The Centers for Disease Control and Prevention (CDC) said on Friday that up to a third of U.S. adults could have diabetes by 2050 if Americans continue to gain weight and avoid exercise.

The CDC said the numbers are certain to go up as the population gets older, but they will accelerate even more unless Americans change their behavior.

“We project that, over the next 40 years, the prevalence of total diabetes (diagnosed and undiagnosed) in the United States will increase from its current level of about one in 10 adults to between one in five and one in three adults in 2050,” the CDC’s James Boyle and colleagues wrote in their report.

“These are alarming numbers that show how critical it is to change the course of type-2 diabetes,” CDC diabetes expert Ann Albright said in a statement.

“Successful programs to improve lifestyle choices on healthy eating and physical activity must be made more widely available because the stakes are too high and the personal toll too devastating to fail.”
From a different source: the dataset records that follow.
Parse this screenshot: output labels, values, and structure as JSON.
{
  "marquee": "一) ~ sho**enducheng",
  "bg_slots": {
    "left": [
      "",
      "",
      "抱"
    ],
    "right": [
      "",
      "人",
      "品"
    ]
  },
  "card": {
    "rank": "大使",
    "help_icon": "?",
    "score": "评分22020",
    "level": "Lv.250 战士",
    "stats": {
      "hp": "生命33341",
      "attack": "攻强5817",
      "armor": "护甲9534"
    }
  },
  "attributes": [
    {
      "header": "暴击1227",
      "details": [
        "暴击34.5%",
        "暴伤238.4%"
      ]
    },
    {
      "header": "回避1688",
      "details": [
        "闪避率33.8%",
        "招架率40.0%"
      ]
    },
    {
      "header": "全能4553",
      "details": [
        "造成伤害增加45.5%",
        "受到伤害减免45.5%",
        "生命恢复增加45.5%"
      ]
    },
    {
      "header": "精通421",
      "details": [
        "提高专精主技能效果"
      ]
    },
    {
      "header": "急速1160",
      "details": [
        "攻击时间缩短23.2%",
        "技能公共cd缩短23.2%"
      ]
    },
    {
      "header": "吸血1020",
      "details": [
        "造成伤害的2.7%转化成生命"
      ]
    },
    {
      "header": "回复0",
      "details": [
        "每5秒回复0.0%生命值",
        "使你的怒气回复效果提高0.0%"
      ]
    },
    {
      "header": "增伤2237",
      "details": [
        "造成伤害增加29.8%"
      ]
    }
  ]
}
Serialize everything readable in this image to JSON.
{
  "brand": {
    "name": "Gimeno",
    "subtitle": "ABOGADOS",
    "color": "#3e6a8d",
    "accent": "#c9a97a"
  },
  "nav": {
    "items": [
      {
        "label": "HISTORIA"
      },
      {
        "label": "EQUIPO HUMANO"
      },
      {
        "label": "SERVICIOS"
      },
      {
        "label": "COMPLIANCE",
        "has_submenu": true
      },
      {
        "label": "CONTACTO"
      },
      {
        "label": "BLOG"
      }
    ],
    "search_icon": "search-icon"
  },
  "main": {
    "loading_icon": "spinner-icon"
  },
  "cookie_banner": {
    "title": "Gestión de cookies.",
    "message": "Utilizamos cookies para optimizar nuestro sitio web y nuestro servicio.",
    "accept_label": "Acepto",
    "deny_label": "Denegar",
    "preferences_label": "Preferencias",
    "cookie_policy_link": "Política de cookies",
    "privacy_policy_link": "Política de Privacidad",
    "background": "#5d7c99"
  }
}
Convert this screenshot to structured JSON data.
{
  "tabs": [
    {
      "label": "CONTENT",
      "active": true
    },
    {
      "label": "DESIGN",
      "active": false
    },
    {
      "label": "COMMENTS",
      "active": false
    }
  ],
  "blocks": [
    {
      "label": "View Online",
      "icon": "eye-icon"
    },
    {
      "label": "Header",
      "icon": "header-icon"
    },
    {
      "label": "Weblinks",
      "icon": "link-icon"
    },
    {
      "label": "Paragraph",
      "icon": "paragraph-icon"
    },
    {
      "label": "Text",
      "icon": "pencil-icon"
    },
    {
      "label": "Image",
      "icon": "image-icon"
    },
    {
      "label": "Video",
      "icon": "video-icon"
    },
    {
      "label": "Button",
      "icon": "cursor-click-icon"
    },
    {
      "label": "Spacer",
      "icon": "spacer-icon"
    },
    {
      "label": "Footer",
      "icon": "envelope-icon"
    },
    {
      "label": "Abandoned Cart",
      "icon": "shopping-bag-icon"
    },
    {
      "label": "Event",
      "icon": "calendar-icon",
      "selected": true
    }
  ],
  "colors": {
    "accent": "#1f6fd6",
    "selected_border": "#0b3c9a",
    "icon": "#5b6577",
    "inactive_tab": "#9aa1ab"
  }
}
According to the CDC, about 24 million U.S. adults have diabetes now, most with type-2 diabetes linked with poor diet and lack of exercise.

Boyle’s team used census numbers and data on current diabetes cases to make models project a trend.

They said that no matter what, diabetes will become more common.

“These projected increases are largely attributable to the aging of the U.S. population, increasing numbers of members of higher-risk minority groups in the population, and people with diabetes living longer,” they wrote.

Diabetes was the seventh-leading cause of death in the U.S. in 2007, and it is the leading cause of new cases in blindness among adults under age 75, as well as kidney failure, and leg and foot amputations not caused by injury.

“Diabetes, costing the United States more than $174 billion per year in 2007, is expected to take an increasingly large financial toll in subsequent years,” Boyle’s team wrote.

David Kendall, chief scientific and medical officer of the American Diabetes Association, said that previous research has suggested that the financial burden may easily double in the next 20 years

“The financial burden is potentially a very, very troublesome one,” Kendall told USA Today.

“There’s a dual message here: prevention where it’s feasible, and critical and early intervention for those already diagnosed,” he says.